NEWS that 21 Tasmanians have died waiting for approved NDIS packages is heartbreaking but not surprising.
The NDIS has been bitterly underfunded by the Morrison Government to the tune of billions of dollars. As well as the underfunding, the NDIS bureaucracy is unresponsive, computer-driven and almost impossible to navigate. Then there is the confusion between people seeking disability support and the organisations responsible for providing it.
On top of that, for people with disabilities who live in the regions, there is a lack of choice that was meant to underpin the NDIS. In the regions it’s effectively “take it or leave it”, and that’s assuming there’s even one provider available.
Beverly and Peter Rubenach, who live near St Marys on the East Coast, have experience of what can happen when the NDIS does not work. They lost their son, Tim, when he was 32. He had been living with severe disabilities and was waiting for the arrival of an approved tilt-bed and motorised wheelchair, but delays meant he never lived to see them.
Beverly and Peter are lovely people who maintain frequent contact with my office.
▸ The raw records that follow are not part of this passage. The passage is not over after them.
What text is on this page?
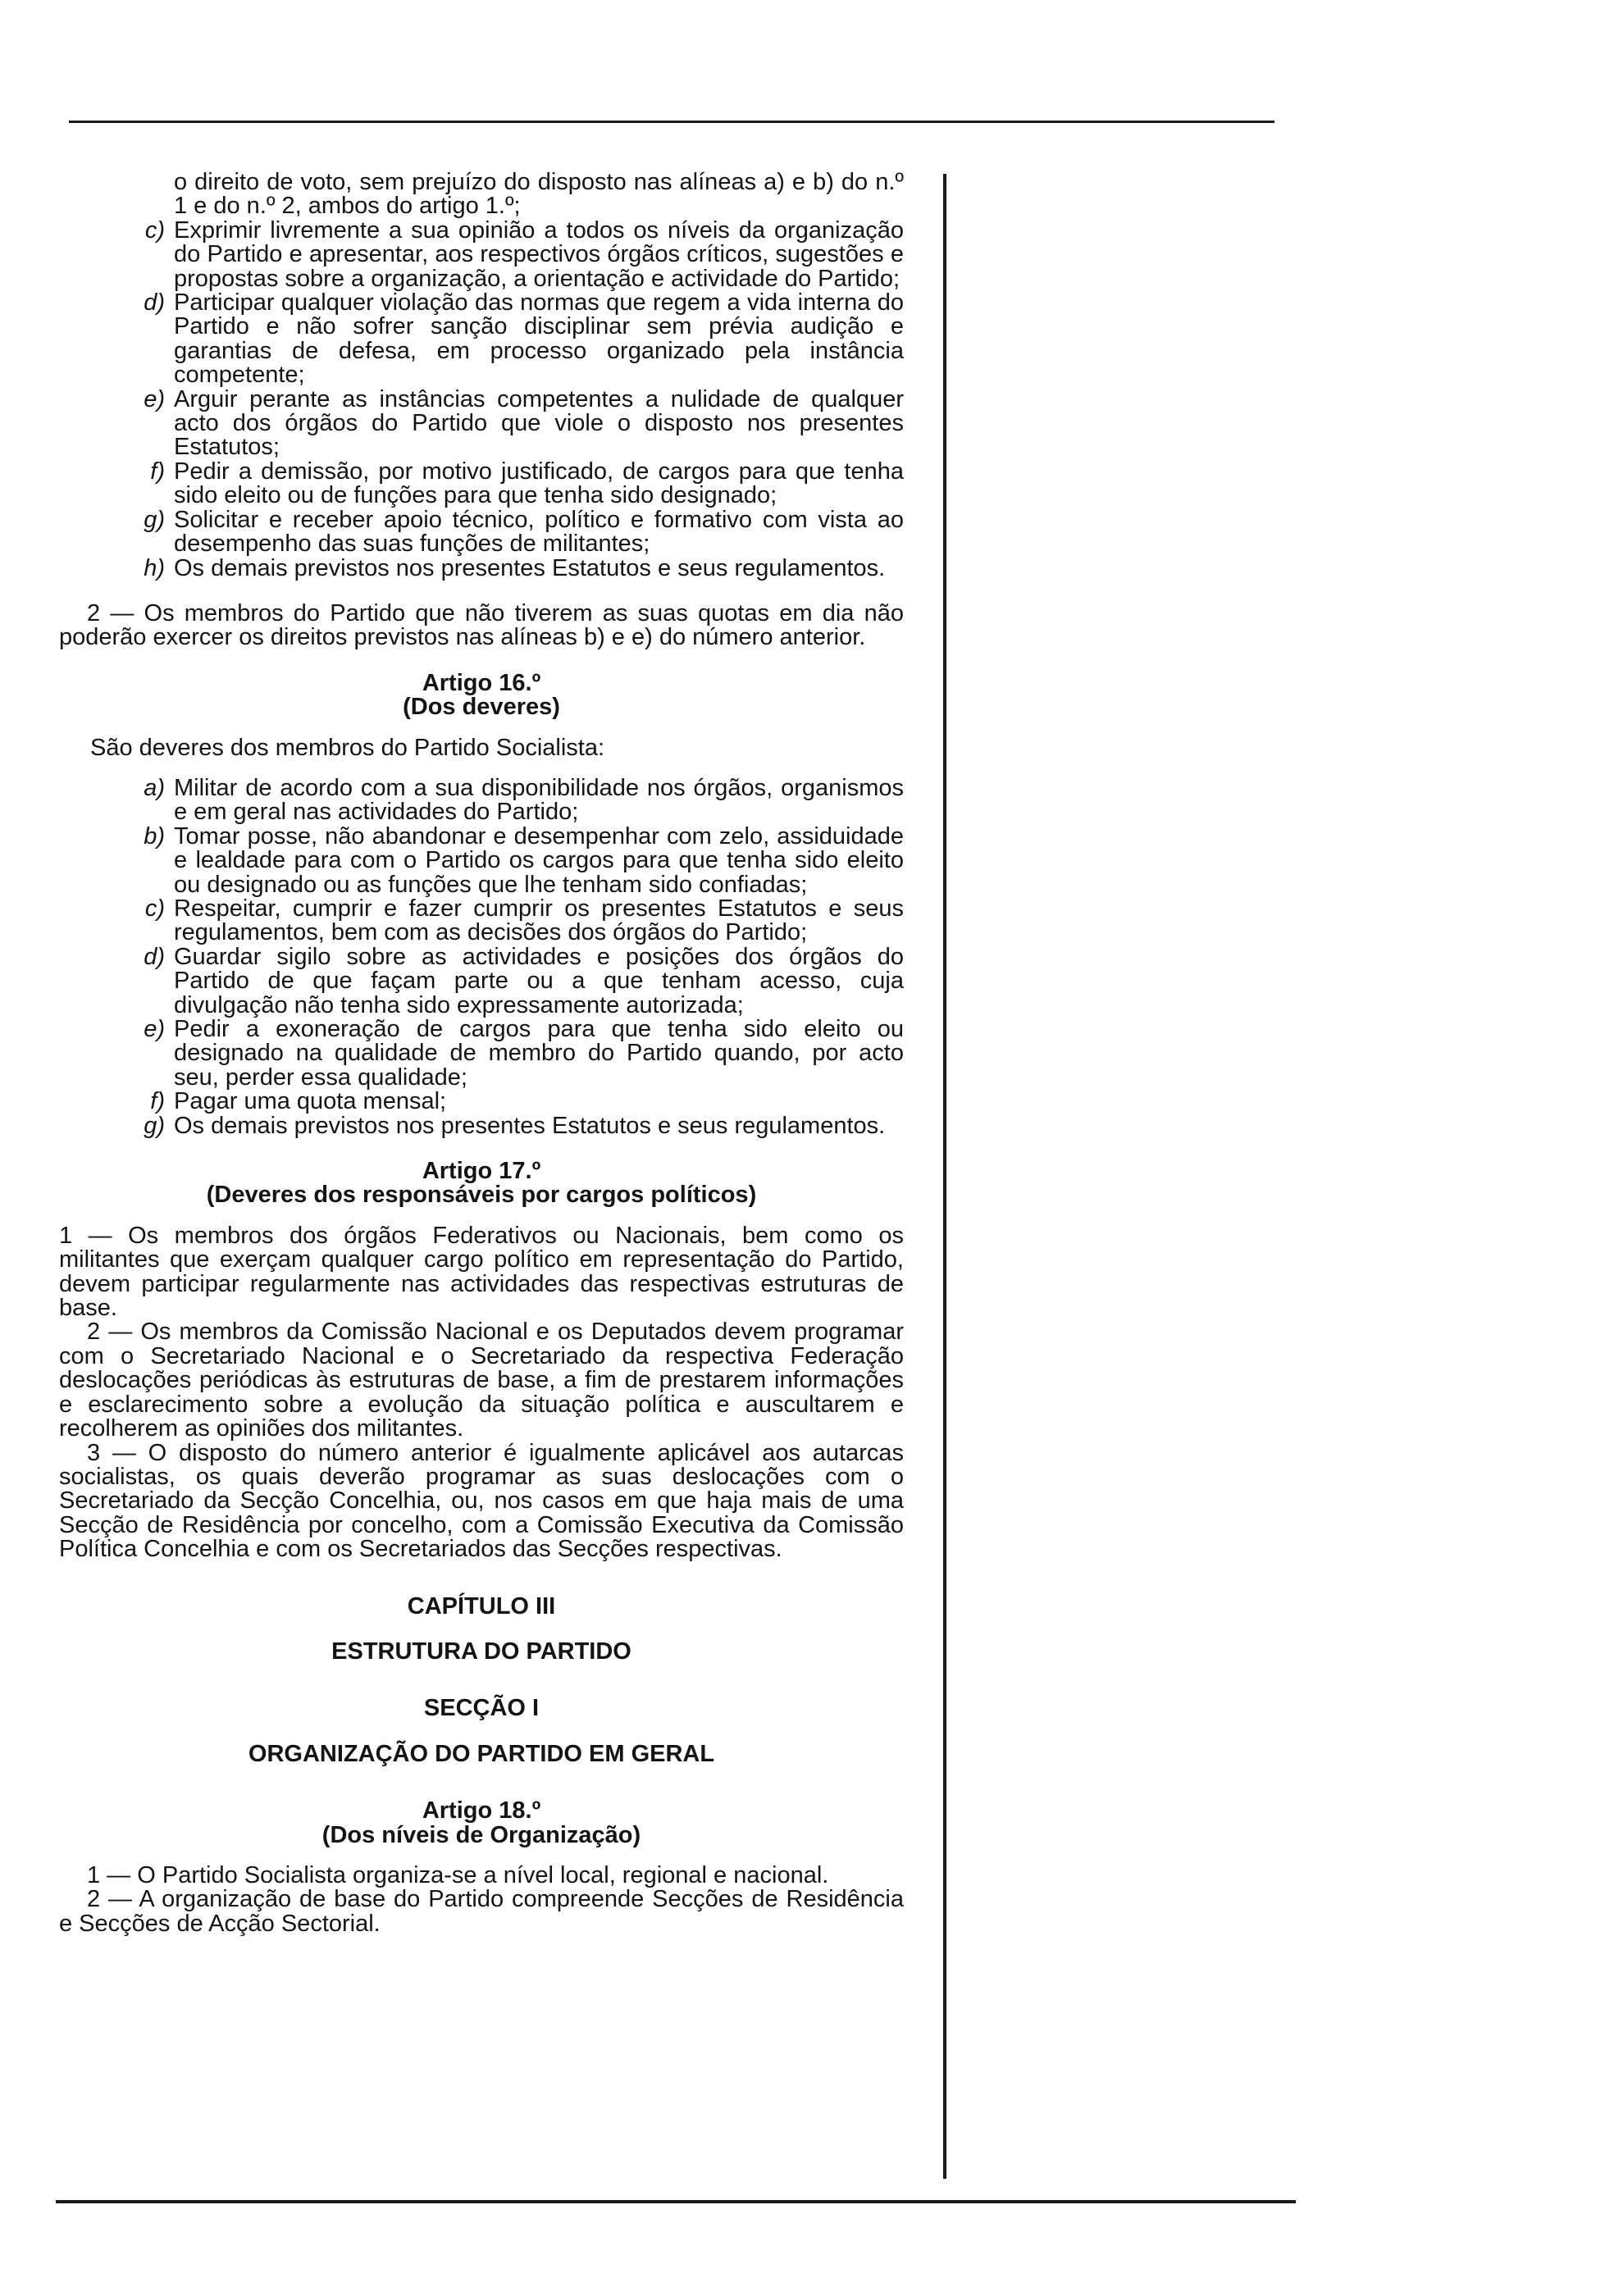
o direito de voto, sem prejuízo do disposto nas alíneas a) e b) do n.º 1 e do n.º 2, ambos do artigo 1.º;

c) Exprimir livremente a sua opinião a todos os níveis da organização do Partido e apresentar, aos respectivos órgãos críticos, sugestões e propostas sobre a organização, a orientação e actividade do Partido;
d) Participar qualquer violação das normas que regem a vida interna do Partido e não sofrer sanção disciplinar sem prévia audição e garantias de defesa, em processo organizado pela instância competente;
e) Arguir perante as instâncias competentes a nulidade de qualquer acto dos órgãos do Partido que viole o disposto nos presentes Estatutos;
f) Pedir a demissão, por motivo justificado, de cargos para que tenha sido eleito ou de funções para que tenha sido designado;
g) Solicitar e receber apoio técnico, político e formativo com vista ao desempenho das suas funções de militantes;
h) Os demais previstos nos presentes Estatutos e seus regulamentos.

2 — Os membros do Partido que não tiverem as suas quotas em dia não poderão exercer os direitos previstos nas alíneas b) e e) do número anterior.

Artigo 16.º

(Dos deveres)

São deveres dos membros do Partido Socialista:

a) Militar de acordo com a sua disponibilidade nos órgãos, organismos e em geral nas actividades do Partido;
b) Tomar posse, não abandonar e desempenhar com zelo, assiduidade e lealdade para com o Partido os cargos para que tenha sido eleito ou designado ou as funções que lhe tenham sido confiadas;
c) Respeitar, cumprir e fazer cumprir os presentes Estatutos e seus regulamentos, bem com as decisões dos órgãos do Partido;
d) Guardar sigilo sobre as actividades e posições dos órgãos do Partido de que façam parte ou a que tenham acesso, cuja divulgação não tenha sido expressamente autorizada;
e) Pedir a exoneração de cargos para que tenha sido eleito ou designado na qualidade de membro do Partido quando, por acto seu, perder essa qualidade;
f) Pagar uma quota mensal;
g) Os demais previstos nos presentes Estatutos e seus regulamentos.

Artigo 17.º

(Deveres dos responsáveis por cargos políticos)

1 — Os membros dos órgãos Federativos ou Nacionais, bem como os militantes que exerçam qualquer cargo político em representação do Partido, devem participar regularmente nas actividades das respectivas estruturas de base.

2 — Os membros da Comissão Nacional e os Deputados devem programar com o Secretariado Nacional e o Secretariado da respectiva Federação deslocações periódicas às estruturas de base, a fim de prestarem informações e esclarecimento sobre a evolução da situação política e auscultarem e recolherem as opiniões dos militantes.

3 — O disposto do número anterior é igualmente aplicável aos autarcas socialistas, os quais deverão programar as suas deslocações com o Secretariado da Secção Concelhia, ou, nos casos em que haja mais de uma Secção de Residência por concelho, com a Comissão Executiva da Comissão Política Concelhia e com os Secretariados das Secções respectivas.

CAPÍTULO III

ESTRUTURA DO PARTIDO

SECÇÃO I

ORGANIZAÇÃO DO PARTIDO EM GERAL

Artigo 18.º

(Dos níveis de Organização)

1 — O Partido Socialista organiza-se a nível local, regional e nacional.

2 — A organização de base do Partido compreende Secções de Residência e Secções de Acção Sectorial.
They bravely tell Tim’s story to highlight the consequences of a failing NDIS. They don’t want other families to suffer. It’s time the Government listened.
The experience of the Rubenachs isn’t unique. Across Tasmania and Australia there are families hitting brick walls.
Erin, who lives in Westbury, experienced challenges trying to access the NDIS for herself and her daughter. After months of delays it took my office intervening before both were granted access to support plans.
This isn’t the vision Labor had for the NDIS when we established the scheme.
In 2018 almost three-quarters of NDIS providers reported its systems and processes weren’t working well.
The NDIS was born under the last Labor government with great fanfare and hope.
Early teething problems were to be expected with the birth of a new national apparatus. Labor was heartened when the Liberals said they would back the NDIS and continue with it if they came to government.
But despite public statements from the Liberals that they back the NDIS, the evidence is they are trying to do it on the cheap, with billions of dollars sucked out of what had been budgeted.
Tasmania has about 90,000 people living with disabilities, at the moment, only 7000 of these are receiving support from the NDIS. It is expected, that once fully implemented, around 10,600 Tasmanians will access services through the NDIS leaving a huge cohort of Tasmanians with disabilities ineligible and largely unsupported.
Our regions already miss out when it comes to access government services, few communities have a Centrelink in their region, some don’t even have access to a Service Tasmania, most communities in our regions don’t even have a public transport network.
Tasmania’s budget is expected to face more cut, so it must be asked how does this government plan to provide services and support to those with disabilities who are missing out on the NDIS?
The NDIS needs to be more accessible, it needs to be easier to navigate and, critically, there need to be meaningful human interactions with trained, compassionate staff.
It needs to ensure people living in the regions aren’t missing out, that people who can’t read or write or who may not understand what the NDIS is are not shunted aside. Not everyone is connected to an advocate or can rely on someone to walk them through services. The NDIS needs to have customer service as its driving purpose.
The NDIS is failing my constituents but this government is not listening to the alarm bells. It needs to open its ears, and act.
Brian Mitchell is the federal Labor MP for Lyons.